Lalu, kalau anak sudah terpancing dan tertarik mencoba berpuasa,bagaimana kita menjaga agar spirit itu tetap ada sampai batas waktu berbuka ataupun menurut kesanggupan sang anak?. Tentunya dengan berusaha membuat anak agar tidak fokus pada tekanan fisik yaitu lapar dan haus. Misalnya dengan mengalihkan perhatian mereka ke aktivitas yang menyenangkan, menginspirasi daya imajinya, serta mendidik. Seorang  tetangga membuat anaknya sibuk menggambar yang memang menjadi hobi si anak dalam menuangkan ekspresi seninya. Atau bermain puzzle, belajar membaca Alqur’an serta membekali anak kisah-kisah inspiratif yang memotivasi mereka untuk berkarya sejak dini. Ada lagi yang mengajak anaknya membantu membuat penganan untuk berbuka. Hal ini mungkin  lebih riskan, karena bisa jadi anak malah timbul hasratnya untuk mencicipi dan akhirnya berbuka sebelum waktu yang telah disepakati.

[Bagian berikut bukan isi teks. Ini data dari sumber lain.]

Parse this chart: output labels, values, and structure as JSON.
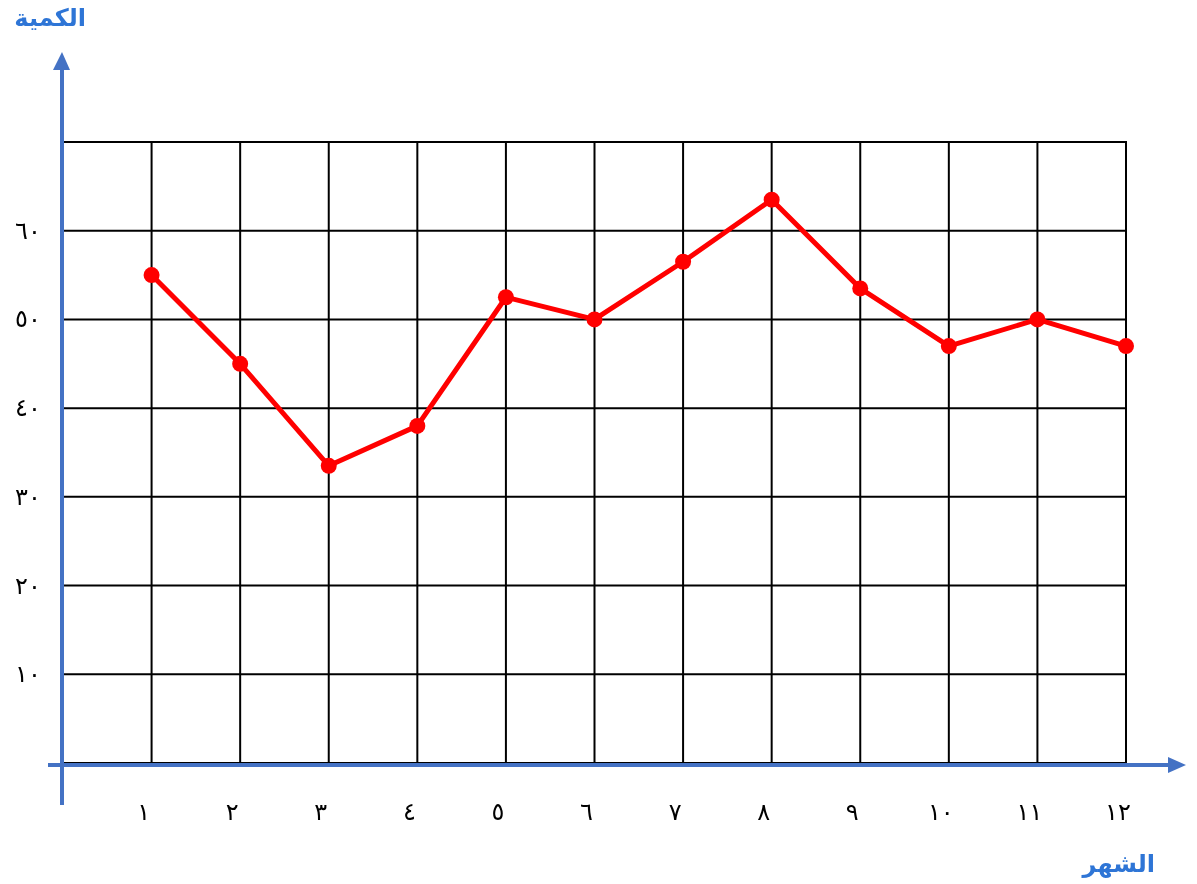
{
  "chart_data": {
    "type": "line",
    "xlabel": "الشهر",
    "ylabel": "الكمية",
    "x": [
      1,
      2,
      3,
      4,
      5,
      6,
      7,
      8,
      9,
      10,
      11,
      12
    ],
    "series": [
      {
        "color": "#ff0000",
        "values": [
          55,
          45,
          33.5,
          38,
          52.5,
          50,
          56.5,
          63.5,
          53.5,
          47,
          50,
          47
        ]
      }
    ],
    "xlim": [
      0,
      12
    ],
    "ylim": [
      0,
      70
    ],
    "xticks": [
      {
        "value": 1,
        "label": "١"
      },
      {
        "value": 2,
        "label": "٢"
      },
      {
        "value": 3,
        "label": "٣"
      },
      {
        "value": 4,
        "label": "٤"
      },
      {
        "value": 5,
        "label": "٥"
      },
      {
        "value": 6,
        "label": "٦"
      },
      {
        "value": 7,
        "label": "٧"
      },
      {
        "value": 8,
        "label": "٨"
      },
      {
        "value": 9,
        "label": "٩"
      },
      {
        "value": 10,
        "label": "١٠"
      },
      {
        "value": 11,
        "label": "١١"
      },
      {
        "value": 12,
        "label": "١٢"
      }
    ],
    "yticks": [
      {
        "value": 10,
        "label": "١٠"
      },
      {
        "value": 20,
        "label": "٢٠"
      },
      {
        "value": 30,
        "label": "٣٠"
      },
      {
        "value": 40,
        "label": "٤٠"
      },
      {
        "value": 50,
        "label": "٥٠"
      },
      {
        "value": 60,
        "label": "٦٠"
      },
      {
        "value": 70,
        "label": null
      }
    ],
    "grid": true,
    "marker": "circle",
    "line_style": "solid"
  }
}
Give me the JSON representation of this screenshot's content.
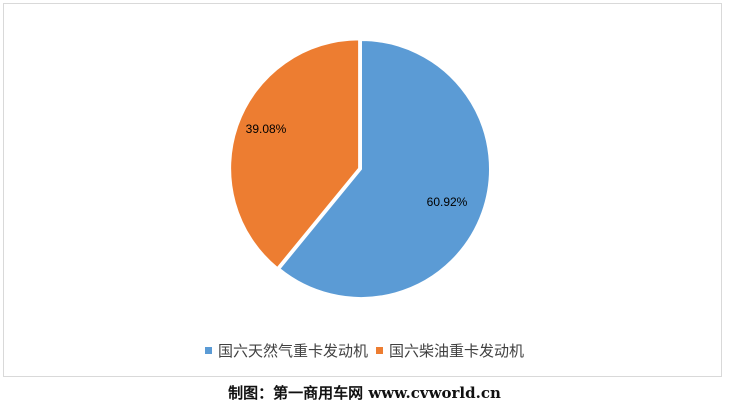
{
  "chart_data": {
    "type": "pie",
    "categories": [
      "国六天然气重卡发动机",
      "国六柴油重卡发动机"
    ],
    "values": [
      60.92,
      39.08
    ],
    "data_labels": [
      "60.92%",
      "39.08%"
    ],
    "colors": [
      "#5b9bd5",
      "#ed7d31"
    ],
    "legend_position": "bottom"
  },
  "caption": "制图：第一商用车网 www.cvworld.cn"
}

Apa itu waktu yang telah disepakati? Tak lain adalah negosiasi kasih sayang antara anak dengan orangtuanya yang sedang berusaha mengenalkan spirit berpuasa pada sang buah hati. Anak kecil yang masih dibawah umur dan tidak diwajibkan berpuasa, bisa kita ajarkan untuk mencoba berpuasa sesuai kemampuannya. Misal dalam jangka waktu sejam, dua jam, tiga jam, sampai setengah hari saja. Dan hal ini sebelumnya haruslah dibicarakan pelan-pelan dan dengan kasih sayang agar anak tidak merasa dipaksa apalagi ditekan untuk menjalani perintah agama yang belum tentu dia mengerti maknawinya secara dalam. Dunia anak adalah belajar dan bermain. Belajar mengenal sesuatu yang baru itu penting, namun dengan cara yang tidak serius, alias seperti kita mengajaknya bermain sesuatu yang menyenangkan dan memicu tantangan tersendiri bagi diri si anak. Dengan cara yang penuh kasih, gembira dan tidak menakut-nakuti, diharapkan anak akan dengan senang hati melakukannya.

Saya suka sedih bila melihat seorang anak kecil menangis minta makan atau minum, namun orangtuanya justru memarahinya dan menasehatinya panjang lebar tentang pentingnya belajar berpuasa. Agar masuk Syurga, tidak masuk Neraka.